Yo, amable lector, se pocas cosas y tengo más preguntas que respuestas.

Ahora bien: así no podemos seguir. Algo habrá que hacer para que, esos

encuentros cercanos entre padres e hijos, sean posibles cuanto antes,

porque el tiempo se acaba y la solución a una pandemia no puede seguir

siendo el aislamiento y el confinamiento a cualquier precio.
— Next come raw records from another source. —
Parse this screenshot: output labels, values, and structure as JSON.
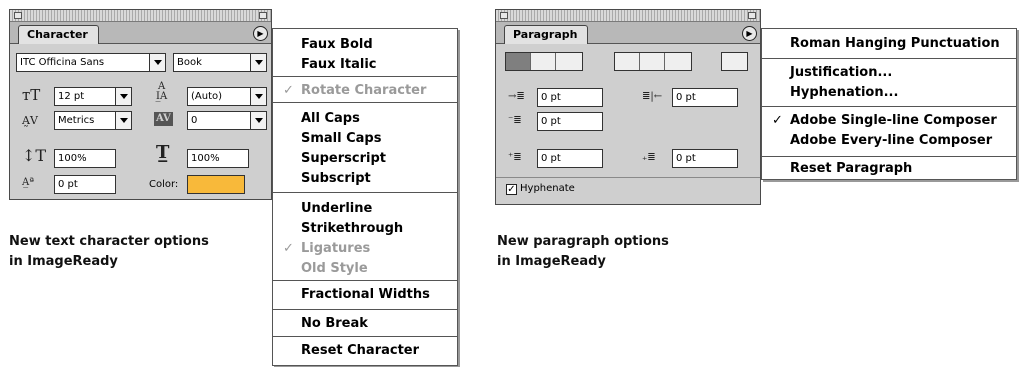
{
  "character_panel": {
    "tab_label": "Character",
    "font_family": "ITC Officina Sans",
    "font_style": "Book",
    "size": "12 pt",
    "leading": "(Auto)",
    "kerning": "Metrics",
    "tracking": "0",
    "vertical_scale": "100%",
    "horizontal_scale": "100%",
    "baseline_shift": "0 pt",
    "color_label": "Color:",
    "color_value": "#f8b93a",
    "menu_icon": "panel-menu-arrow-icon"
  },
  "character_menu": {
    "items": [
      {
        "label": "Faux Bold",
        "checked": false,
        "disabled": false
      },
      {
        "label": "Faux Italic",
        "checked": false,
        "disabled": false
      },
      {
        "label": "Rotate Character",
        "checked": true,
        "disabled": true
      },
      {
        "label": "All Caps",
        "checked": false,
        "disabled": false
      },
      {
        "label": "Small Caps",
        "checked": false,
        "disabled": false
      },
      {
        "label": "Superscript",
        "checked": false,
        "disabled": false
      },
      {
        "label": "Subscript",
        "checked": false,
        "disabled": false
      },
      {
        "label": "Underline",
        "checked": false,
        "disabled": false
      },
      {
        "label": "Strikethrough",
        "checked": false,
        "disabled": false
      },
      {
        "label": "Ligatures",
        "checked": true,
        "disabled": true
      },
      {
        "label": "Old Style",
        "checked": false,
        "disabled": true
      },
      {
        "label": "Fractional Widths",
        "checked": false,
        "disabled": false
      },
      {
        "label": "No Break",
        "checked": false,
        "disabled": false
      },
      {
        "label": "Reset Character",
        "checked": false,
        "disabled": false
      }
    ],
    "check_glyph": "✓"
  },
  "paragraph_panel": {
    "tab_label": "Paragraph",
    "indent_left": "0 pt",
    "indent_right": "0 pt",
    "indent_first_line": "0 pt",
    "space_before": "0 pt",
    "space_after": "0 pt",
    "hyphenate_label": "Hyphenate",
    "hyphenate_checked": true,
    "menu_icon": "panel-menu-arrow-icon"
  },
  "paragraph_menu": {
    "items": [
      {
        "label": "Roman Hanging Punctuation",
        "checked": false
      },
      {
        "label": "Justification...",
        "checked": false
      },
      {
        "label": "Hyphenation...",
        "checked": false
      },
      {
        "label": "Adobe Single-line Composer",
        "checked": true
      },
      {
        "label": "Adobe Every-line Composer",
        "checked": false
      },
      {
        "label": "Reset Paragraph",
        "checked": false
      }
    ],
    "check_glyph": "✓"
  },
  "captions": {
    "character_line1": "New text character options",
    "character_line2": "in ImageReady",
    "paragraph_line1": "New paragraph options",
    "paragraph_line2": "in ImageReady"
  }
}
Con virus y

bacterias hemos vivido siempre, sin caer en este extremismo antihumano.

No somos de hojalata; somos de carne y hueso, con un corazón que palpita

y necesita ser calentado y caldeado. La respuesta a una pandemia debe

ser racional, sanitaria. El miedo y la prohibición del contacto humano,

ni es saludable para el alma, ni la única alternativa. Hay otras.

Para este viaje no necesitábamos alforjas. Ahora resulta que somos

inteligentísimos para construir las armas más mortíferas con las que

matarnos entre nosotros, y no somos capaces de controlar, en pleno siglo

XXI, a un virus que ha puesto al mundo contra las cuerdas.

¿Qué clase de civilización es esta? . Lo que importa es la letra menuda del vivir,

bastante más que ir a Marte, mientras los días se acortan y estos

abrazos rotos, irrecuperables, nos hielan el corazón. ¡Cómo sobrellevar

tanta desazón! Que alguien me lo diga, si es tan amable, o dé al menos

alguna pista. No sé si te sucederá a ti, amable lector, pero a mi me

pasa lo que a Woody Allen, que este es un mundo “en el que jamás me

sentiré cómodo, al que jamás entenderé, jamás aprobaré ni perdonaré”.

Yo sé pocas cosas, es verdad, pero de una si estoy seguro: de que somos lo

que nuestras madres hicieron de nosotros. ¡Qué se acaben los abrazos

rotos, por favor, y nos dejen besar y acariciar a nuestras madres!